We would like to synthesize the main conclusions of the authors for you: S1 is more specific than N or S (complete) protein as an antigen for SARS-CoV-2 serological diagnosis.

EUROIMMUN Anti-SARS-CoV-2 ELISAs (IgA and IgG) show 89-100 % sensitivity.

The specificity of the EUROIMMUN Anti-SARS-CoV-2 ELISAs varies between 87.5 – 95.5 % for IgA and 83.5 – 97.5 % for IgG, depending on the used sample panel.

● EUROIMMUN Anti-SARS-CoV-2 ELISAs (IgA and IgG) correlate strongly with PRNT.

● The detection of IgA antibodies can have an added value in diagnosing SARS-CoV-2 infection at the early phase of the disease.

Both test systems are therefore not only ideal for supporting the diagnosis of SARS-CoV-2 infection, but also for differentiating from infections with other pathogens causing similar symptoms.
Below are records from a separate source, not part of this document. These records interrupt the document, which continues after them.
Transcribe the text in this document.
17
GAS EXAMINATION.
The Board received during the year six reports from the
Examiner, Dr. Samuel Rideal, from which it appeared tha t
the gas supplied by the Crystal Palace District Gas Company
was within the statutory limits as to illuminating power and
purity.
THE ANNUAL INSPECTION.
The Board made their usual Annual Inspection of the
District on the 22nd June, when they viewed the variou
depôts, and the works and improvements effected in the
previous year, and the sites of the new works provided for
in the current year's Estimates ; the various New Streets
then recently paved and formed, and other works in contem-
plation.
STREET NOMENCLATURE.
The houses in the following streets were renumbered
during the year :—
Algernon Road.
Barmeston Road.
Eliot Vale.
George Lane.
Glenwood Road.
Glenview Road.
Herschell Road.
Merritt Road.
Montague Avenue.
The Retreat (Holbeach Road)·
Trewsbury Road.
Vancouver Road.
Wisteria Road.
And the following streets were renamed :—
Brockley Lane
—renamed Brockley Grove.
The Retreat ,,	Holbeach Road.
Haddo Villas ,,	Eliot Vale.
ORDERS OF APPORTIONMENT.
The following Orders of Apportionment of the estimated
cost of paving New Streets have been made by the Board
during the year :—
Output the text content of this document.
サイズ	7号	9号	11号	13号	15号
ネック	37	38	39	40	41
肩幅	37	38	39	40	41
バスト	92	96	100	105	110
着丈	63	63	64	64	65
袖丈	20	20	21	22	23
IMPORTANT NOTE: The results presented in this study were based on EUROIMMUN Anti-SARS-CoV-2 ELISAs (IgA and IgG) available for research use only purposes. EUROIMMUN was actively taking part in this study and had access to the results before this publication. Based on the collected data, EUROIMMUN performed a redesign on the IgG Kits, leading to an improved signal-to-noise ratio. This improved version of the EUROIMMUN Anti-SARS-CoV-2 ELISA (IgG) underwent the complete CE registration process. All CE marked lots are produced after the redesign.

Relevance of IgA testing

The Anti-SARS-CoV-2 ELISA (IgA) was designed in order to reduce or even close the diagnostic gap between direct detection and serology. According to MiQ (Mikrobiologisch-infektiologischer Qualitätsstandard), secretory antibodies of class IgA are an “essential carrier of the humoral immune response in the areas of mucous membranes and bodily fluids”. Therefore, their detection has a diagnostic relevance for supporting diagnostics in suspected cases of respiratory infection. Like the IgG test, the Anti-SARS-CoV-2 ELISA (IgA) is based on recombinant S1 structural protein and hence enables a significantly more specific detection than would be possible by determination of IgM antibodies, which are mainly directed against the highly conserved (N)-protein. Using the Anti-SARS-CoV-2 ELISA (IgA), the risk of detection of cross-reactive antibodies against other coronaviruses is significantly lower in comparison to IgM detection.